Em Natal, aliás, não só Micarla lidera a corrida eleitoral com 54%, de acordo com última pesquisa Ibope para a cidade, como o segundo lugar nas pesquisas também é ocupado por uma mulher, a petista Fátima Bezerra. Isso sem contar outros grandes colégios eleitorais do país onde as candidaturas femininas, apesar de não liderarem as pesquisas, se mostram competitivas, como no Rio de Janeiro, onde Jandira Feghali (PCdoB), com 17%, ocupa o segundo lugar, atrás do senador Marcelo Crivella (PRB), e em Porto Alegre, onde a dupla de deputadas federais Maria do Rosário (PT) e Manuela D""Ávila (PCdoB) seguem de perto o atual prefeito e candidato à reeleição José Fogaça (PMDB). Na capital gaúcha, por sinal, dos oito postulantes ao cargo de prefeito, quatro são mulheres.

"Temos ainda um caminho longo pela frente para que a disputa eleitoral seja mais igualitária", contemporiza a cientista política da Universidade de São Paulo, Maria do Socorro. O diagnóstico é compartilhado pela diretora do Centro Feminista de Estudos e Assessoria (Cfemea), Natalia Mori. "Todo aumento já é algo para se comemorar. É sinal de que os dados começam a refletir uma maior participação feminina na vida política . Mas com certeza ainda não é o suficiente para alterar a ordem do problema. A política continua sendo uma das áreas de maior desafio para as mulheres, um dos pilares que temos que romper para superar esta estrutura patriarcal", admite a pesquisadora.

A cautela das especialistas é justificada pelos números. Apesar das candidaturas femininas competitivas em algumas cidades, em 12 capitais, quase metade do total, nenhuma mulher está na disputa eleitoral, incluindo algumas cidades de peso nessa conta, como Salvador, Goiânia e Manaus.

Natalia Mori conta que pelo menos quatro fatores são vistos como primordiais para explicar a ainda baixa participação feminina na política. O primeiro estaria relacionado a fatores culturais, à maneira como homens e mulheres passam, desde criança, por experiências de aprendizagem diferenciadas que os levam a considerar como normais projetos de vida diferenciados.

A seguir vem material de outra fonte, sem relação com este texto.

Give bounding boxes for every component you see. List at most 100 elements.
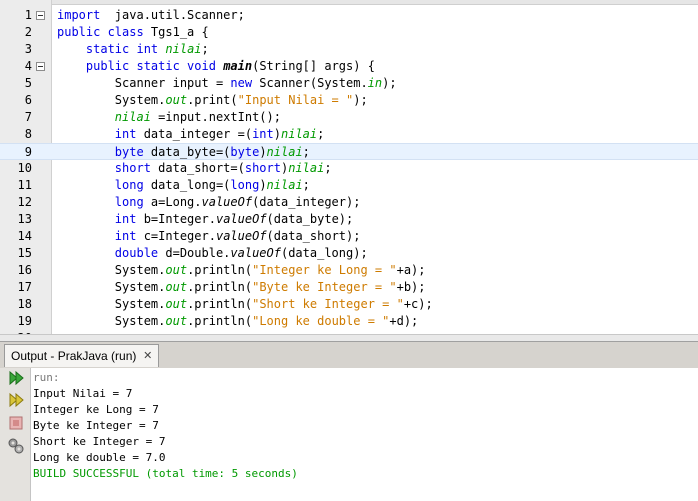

Os homens seriam ensinados para o sucesso individual no mundo público, enquanto sobraria para as mulheres o cuidado com o bem-estar da família e dos outros no mundo doméstico. O segundo fator, segundo a pesquisadora, seria a divisão do trabalho entre os gêneros.

"O uso do tempo cotidiano é diferente, porque mesmo as mulheres que buscam trabalho não tem contrapartida suficiente da sociedade ou de seus parceiros", diz Natália. "Então elas precisam chegar em casa e ainda cuidar dos filhos ou de afazeres domésticos. Não sobra muito tempo para se organizar politicamente em partidos, sindicatos ou associações desta forma", completa.

O terceiro fator utilizado como explicação para a pouca participação feminina é a falta de estímulos dos próprios partidos. "Os partidos tem que ter mais incentivos internos porque neles está grande parte da responsabilidade por esse quadro", concorda a professora da USP, Maria do Socorro. "Isso significa mais colocação de mulheres em cargos de peso dentro da estrutura partidária, mais destinação de recursos para as campanhas femininas, mais tempo no horário eleitoral. Não basta somente filiar mulheres e lançá-las candidatas".

Por fim, as limitações do próprio sistema eleitoral brasileiro são apontadas como empecilhos para uma maior presença feminina na política. O Cfemea, por exemplo, defende o financiamento público exclusivo de campanha acompanhado do modelo de voto em lista fechada paritária, ou seja, onde o partido indicaria para o eleitor uma lista pronta ordenada de forma alternada entre um homem e uma mulher.

Outro dado que preocupa as especialistas é a constatação de que a tendência da predominância masculina é ainda mais acentuada quando se trata de eleições majoritárias. No último pleito municipal, em 2004, por exemplo, as mulheres foram responsáveis por 22,13% das candidaturas totais a cargos de vereador. Quando o assunto era prefeituras, contudo, esse percentual despencou para menos do que metade, 9,53%. "A campanha majoritária é sempre mais complexa tanto para homem quanto para mulher", diz Maria do Socorro. "Mas com certeza acentua mais as desigualdades, por ser uma campanha mais difícil, envolve mais tempo na televisão, é mais cara, há a necessidade de se acumular anteriormente mais capital eleitoral", completa.